2. Intraoperative period: If BIS or entropy monitoring is to be used, then anaesthesia can be adjusted to maintain a BIS (or equivalent) of 40–55 during surgery. Choice of anaesthetic agents, muscle relaxants, perioperative analgesia and prophylactic antibiotics will be left to the discretion of the anaesthetist. End–tidal volatile agent concentrations will be measured; alternatively, predicted propofol concentration will be recorded if available. Intraoperative thermal management will be guided by a recommendation to avoid hypothermia (<35.5oC), as it is known that hypothermia is a risk factor for myocardial ischaemia and arrhythmias. Efforts will be made to maintain core temperature at least 36ºC. All efforts will be used to maintain oxygenation, heart rate and blood pressure within the patient’s usual range at all times peri–operatively.

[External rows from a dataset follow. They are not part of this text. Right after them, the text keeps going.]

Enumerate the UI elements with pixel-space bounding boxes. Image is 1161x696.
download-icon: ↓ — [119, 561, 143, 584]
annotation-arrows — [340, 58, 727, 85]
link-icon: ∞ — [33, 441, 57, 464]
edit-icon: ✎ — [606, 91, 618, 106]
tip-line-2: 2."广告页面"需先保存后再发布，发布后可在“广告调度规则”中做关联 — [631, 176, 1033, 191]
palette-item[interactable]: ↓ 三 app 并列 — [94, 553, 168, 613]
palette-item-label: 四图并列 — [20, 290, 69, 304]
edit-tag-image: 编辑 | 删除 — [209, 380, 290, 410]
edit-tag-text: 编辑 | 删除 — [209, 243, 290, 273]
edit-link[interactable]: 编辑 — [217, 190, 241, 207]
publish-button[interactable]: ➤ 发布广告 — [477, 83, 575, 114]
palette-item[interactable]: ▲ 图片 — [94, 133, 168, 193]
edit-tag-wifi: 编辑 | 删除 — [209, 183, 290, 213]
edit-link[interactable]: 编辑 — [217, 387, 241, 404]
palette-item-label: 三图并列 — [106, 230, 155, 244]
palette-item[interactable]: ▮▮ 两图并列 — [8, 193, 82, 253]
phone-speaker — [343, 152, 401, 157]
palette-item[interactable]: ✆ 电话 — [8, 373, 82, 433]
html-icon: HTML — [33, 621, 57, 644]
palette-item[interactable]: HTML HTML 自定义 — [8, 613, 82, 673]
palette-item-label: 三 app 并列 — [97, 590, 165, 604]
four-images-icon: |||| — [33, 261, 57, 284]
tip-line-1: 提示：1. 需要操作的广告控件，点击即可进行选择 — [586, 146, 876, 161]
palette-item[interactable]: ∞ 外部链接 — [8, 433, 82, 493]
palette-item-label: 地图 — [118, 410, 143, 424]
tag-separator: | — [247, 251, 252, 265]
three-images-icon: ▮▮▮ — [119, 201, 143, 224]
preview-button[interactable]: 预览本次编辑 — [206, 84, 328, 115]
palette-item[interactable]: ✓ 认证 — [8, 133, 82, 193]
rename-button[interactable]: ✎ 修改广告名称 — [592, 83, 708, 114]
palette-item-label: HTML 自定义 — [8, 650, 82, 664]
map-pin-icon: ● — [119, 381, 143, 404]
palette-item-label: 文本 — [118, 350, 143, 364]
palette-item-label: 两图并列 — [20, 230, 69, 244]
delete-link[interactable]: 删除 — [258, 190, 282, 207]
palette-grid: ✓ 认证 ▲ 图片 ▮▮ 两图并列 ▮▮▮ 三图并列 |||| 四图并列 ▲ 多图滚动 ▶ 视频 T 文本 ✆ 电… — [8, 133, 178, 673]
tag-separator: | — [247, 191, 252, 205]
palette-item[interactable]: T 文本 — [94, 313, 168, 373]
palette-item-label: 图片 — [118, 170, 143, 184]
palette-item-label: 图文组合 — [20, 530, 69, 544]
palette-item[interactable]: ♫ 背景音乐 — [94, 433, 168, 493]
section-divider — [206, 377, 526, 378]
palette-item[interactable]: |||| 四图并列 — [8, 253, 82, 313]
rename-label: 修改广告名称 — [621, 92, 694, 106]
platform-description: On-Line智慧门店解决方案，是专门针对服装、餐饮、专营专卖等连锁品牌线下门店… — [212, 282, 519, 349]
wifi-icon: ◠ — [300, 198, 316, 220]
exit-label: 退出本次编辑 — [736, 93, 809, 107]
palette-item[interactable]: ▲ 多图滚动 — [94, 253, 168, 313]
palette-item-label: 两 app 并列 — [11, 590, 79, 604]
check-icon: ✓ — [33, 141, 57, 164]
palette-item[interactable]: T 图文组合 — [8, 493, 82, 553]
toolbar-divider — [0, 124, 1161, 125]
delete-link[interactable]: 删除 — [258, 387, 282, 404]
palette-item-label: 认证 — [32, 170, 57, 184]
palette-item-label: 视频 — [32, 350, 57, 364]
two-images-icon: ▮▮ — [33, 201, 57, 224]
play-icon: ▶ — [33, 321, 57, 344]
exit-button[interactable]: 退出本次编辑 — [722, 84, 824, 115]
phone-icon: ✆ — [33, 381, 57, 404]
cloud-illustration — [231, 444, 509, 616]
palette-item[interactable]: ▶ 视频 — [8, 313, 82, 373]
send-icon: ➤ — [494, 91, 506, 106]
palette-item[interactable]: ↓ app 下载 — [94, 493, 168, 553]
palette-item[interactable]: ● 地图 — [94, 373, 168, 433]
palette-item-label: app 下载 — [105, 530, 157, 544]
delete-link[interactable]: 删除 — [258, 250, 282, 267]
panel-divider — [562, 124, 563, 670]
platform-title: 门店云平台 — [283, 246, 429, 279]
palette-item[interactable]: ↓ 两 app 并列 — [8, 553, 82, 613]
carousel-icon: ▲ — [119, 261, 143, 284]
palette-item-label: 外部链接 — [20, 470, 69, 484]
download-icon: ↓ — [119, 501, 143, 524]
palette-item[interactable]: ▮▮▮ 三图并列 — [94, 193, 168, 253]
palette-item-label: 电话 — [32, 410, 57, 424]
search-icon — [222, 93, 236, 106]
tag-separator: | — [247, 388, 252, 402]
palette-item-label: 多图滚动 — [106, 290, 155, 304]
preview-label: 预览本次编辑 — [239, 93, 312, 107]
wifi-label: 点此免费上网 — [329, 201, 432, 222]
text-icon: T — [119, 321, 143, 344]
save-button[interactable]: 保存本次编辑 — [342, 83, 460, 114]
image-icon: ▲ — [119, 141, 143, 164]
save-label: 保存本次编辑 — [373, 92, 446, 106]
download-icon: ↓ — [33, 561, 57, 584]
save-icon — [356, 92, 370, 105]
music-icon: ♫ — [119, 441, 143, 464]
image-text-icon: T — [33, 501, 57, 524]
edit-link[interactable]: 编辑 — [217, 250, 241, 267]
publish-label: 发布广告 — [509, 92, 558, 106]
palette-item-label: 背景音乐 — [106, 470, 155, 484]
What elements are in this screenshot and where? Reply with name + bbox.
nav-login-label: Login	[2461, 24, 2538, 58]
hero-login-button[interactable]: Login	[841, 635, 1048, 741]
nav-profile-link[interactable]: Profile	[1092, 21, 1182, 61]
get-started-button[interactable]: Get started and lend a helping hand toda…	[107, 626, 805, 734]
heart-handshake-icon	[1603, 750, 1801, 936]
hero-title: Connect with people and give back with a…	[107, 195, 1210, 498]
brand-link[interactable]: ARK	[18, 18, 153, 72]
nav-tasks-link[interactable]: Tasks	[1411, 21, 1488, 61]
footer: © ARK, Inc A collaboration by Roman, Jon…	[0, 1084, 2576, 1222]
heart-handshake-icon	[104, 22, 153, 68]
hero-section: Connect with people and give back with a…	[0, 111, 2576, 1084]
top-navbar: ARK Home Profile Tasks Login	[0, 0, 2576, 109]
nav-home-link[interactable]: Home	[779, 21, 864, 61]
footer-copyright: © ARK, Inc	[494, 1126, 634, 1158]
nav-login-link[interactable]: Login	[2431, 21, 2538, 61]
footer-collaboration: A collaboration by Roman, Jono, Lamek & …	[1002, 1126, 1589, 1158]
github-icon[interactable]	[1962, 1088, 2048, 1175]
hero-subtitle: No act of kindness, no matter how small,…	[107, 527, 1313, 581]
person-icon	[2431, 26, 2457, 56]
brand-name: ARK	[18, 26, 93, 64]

3. Postoperative period: While in hospital patients will be followed daily, and outcomes will be recorded, until discharge. Data on medications, temperature (excluding skin temperature), nausea and vomiting and wound infection will be recorded in the CRF. A 12–lead ECG will be ordered preoperatively and on day 1 and 3 after surgery, and at hospital discharge. Troponins will be taken 6–12 hours post–op and on the first three days following surgery. On day 1 all patients will complete a Quality of Recovery Score (QoR) Additional tests will be ordered if clinically indicated (eg. if patient experiences chest pain, serial ECGs and troponins, echocardiography, nuclear myocardial scanning or angiography may be clinically indicated.). Additionally, patients will be contacted by phone at 30 days to ascertain if they have experienced any outcomes, and, if detected, further testing will be arranged. If a patient indicates they have experienced an event, the documentation of the event (i.e. hospital records) will be obtained. Confirmation reports of all detected outcomes will be de–identified and re–labelled with study number.